The Social Dynamics of the R Core Team
Recently a few members of R Core have indicated that part of what slows down the development of R as a language is that it has become increasingly difficult over the years to achieve consensus among the core developers of the language. Inspired by these claims, I decided to look into this issue quantitatively by measuring the quantity of commits to R’s SVN repository that were made by each of the R Core developers. I wanted to know whether a small group of developers were overwhelmingly responsible for changes to R or whether all of the members of R Core had contributed equally. To follow along with what I did, you can grab the data and analysis scripts from GitHub.
First, I downloaded the R Core team’s SVN logs from http://developer.r-project.org/. I then used a simple regex to parse the SVN logs to count commits coming from each core committer.
After that, I tabulated the number of commits from each developer, pooling across the years 2003-2012 for which I had logs. You can see the results below, sorted by total commits in decreasing order:
Committer | Total Number of Commits |
---|---|
ripley | 22730 |
maechler | 3605 |
hornik | 3602 |
murdoch | 1978 |
pd | 1781 |
apache | 658 |
jmc | 599 |
luke | 576 |
urbaneks | 414 |
iacus | 382 |
murrell | 324 |
leisch | 274 |
tlumley | 153 |
rgentlem | 141 |
root | 87 |
duncan | 81 |
bates | 76 |
falcon | 45 |
deepayan | 40 |
plummer | 28 |
ligges | 24 |
martyn | 20 |
ihaka | 14 |
After that, I tried to visualize evolving trends over the years.

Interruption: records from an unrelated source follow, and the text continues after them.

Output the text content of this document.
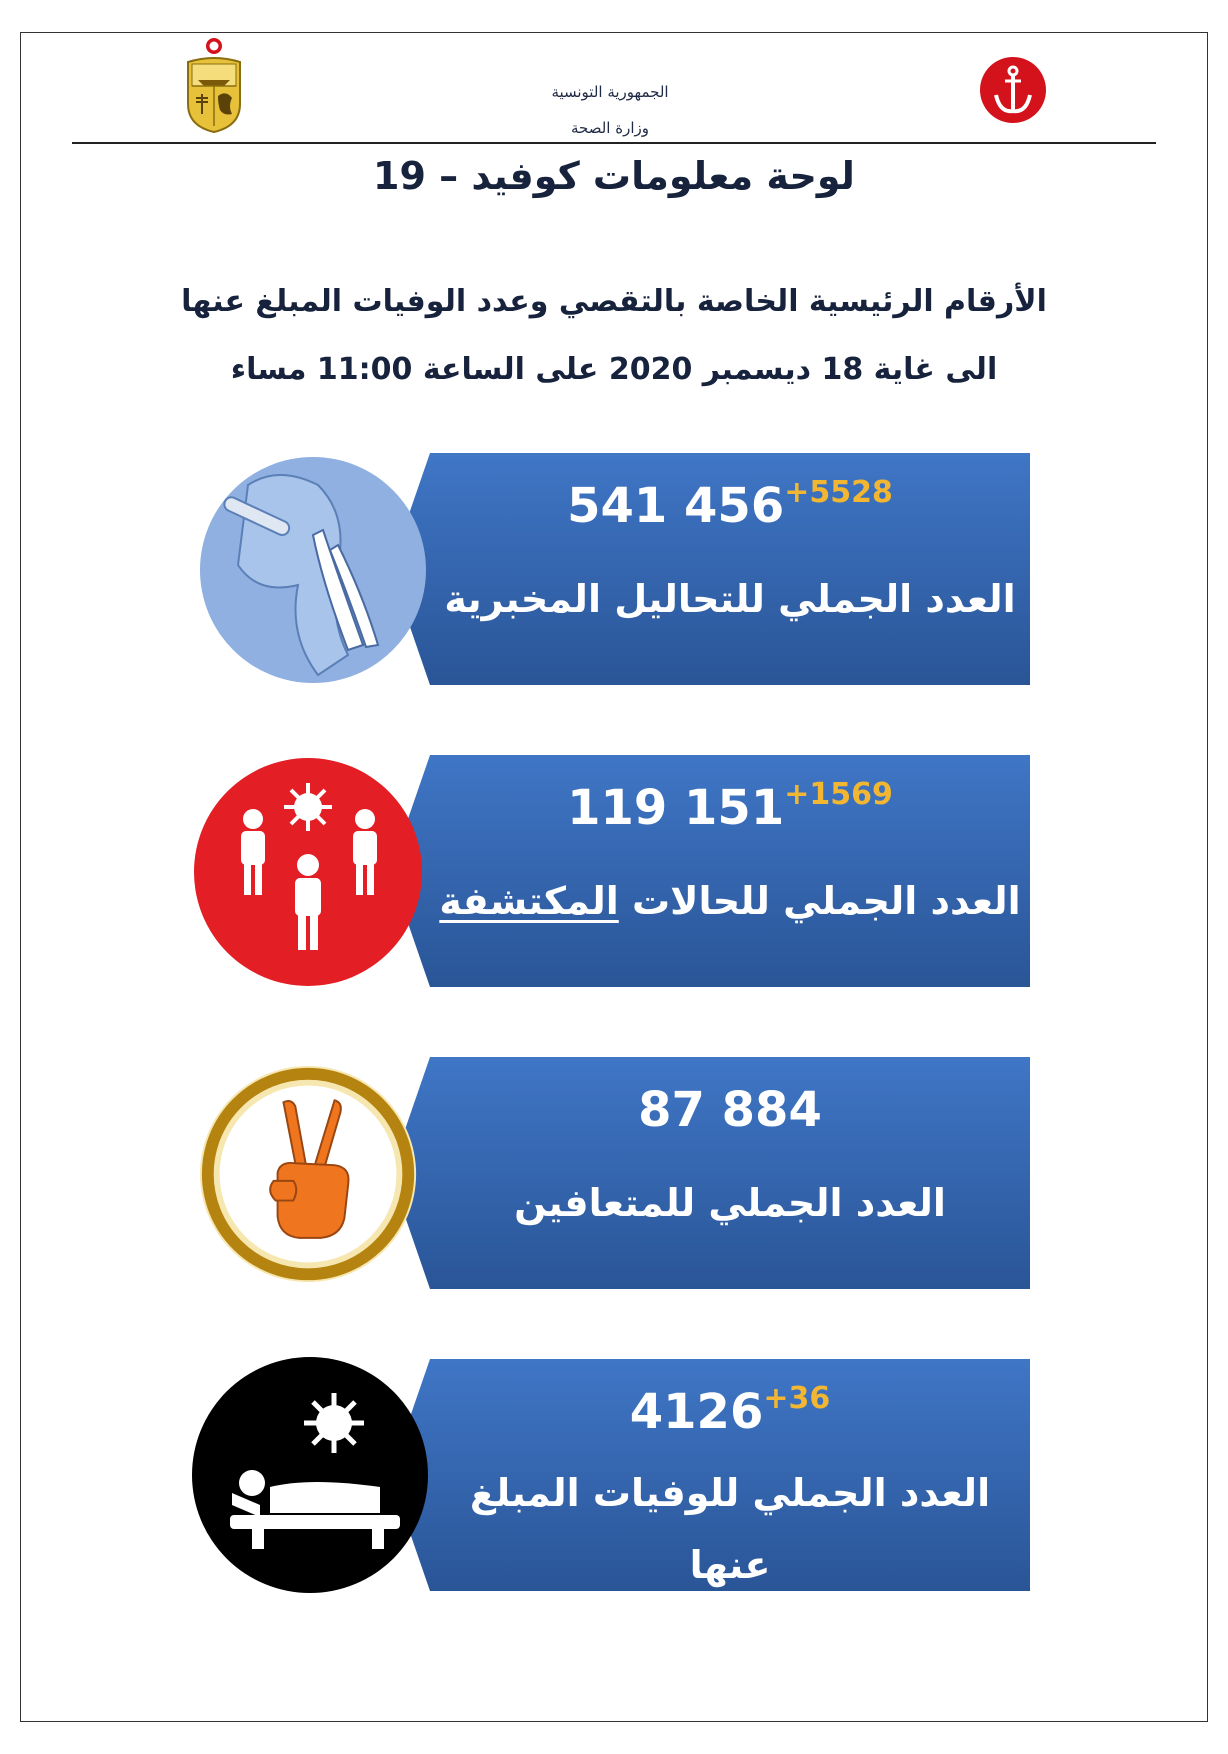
الجمهورية التونسية
وزارة الصحة
لوحة معلومات كوفيد – 19
الأرقام الرئيسية الخاصة بالتقصي وعدد الوفيات المبلغ عنها
الى غاية 18 ديسمبر 2020 على الساعة 11:00 مساء
541 $456^{+5528}$
العدد الجملي للتحاليل المخبرية
119 $151^{+1569}$
العدد الجملي للحالات المكتشفة
87 884
العدد الجملي للمتعافين
$4126^{+36}$
العدد الجملي للوفيات المبلغ
عنها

First, I visualized the number of commits per developer per year:
And then I visualized the evenness of contributions from different developers by measuring the entropy of the distribution of commits on a yearly basis:
There seems to be some weak evidence that the community is either finding consensus more difficult and tending towards a single leader who makes final decisions or that some developers are progressively dropping out because of the difficulty of achieving consensus. There is unambiguous evidence that a single developer makes the overwhelming majority of commits to R’s SVN repo.
I leave it to others to understand what all of this means for R and for programming language communities in general.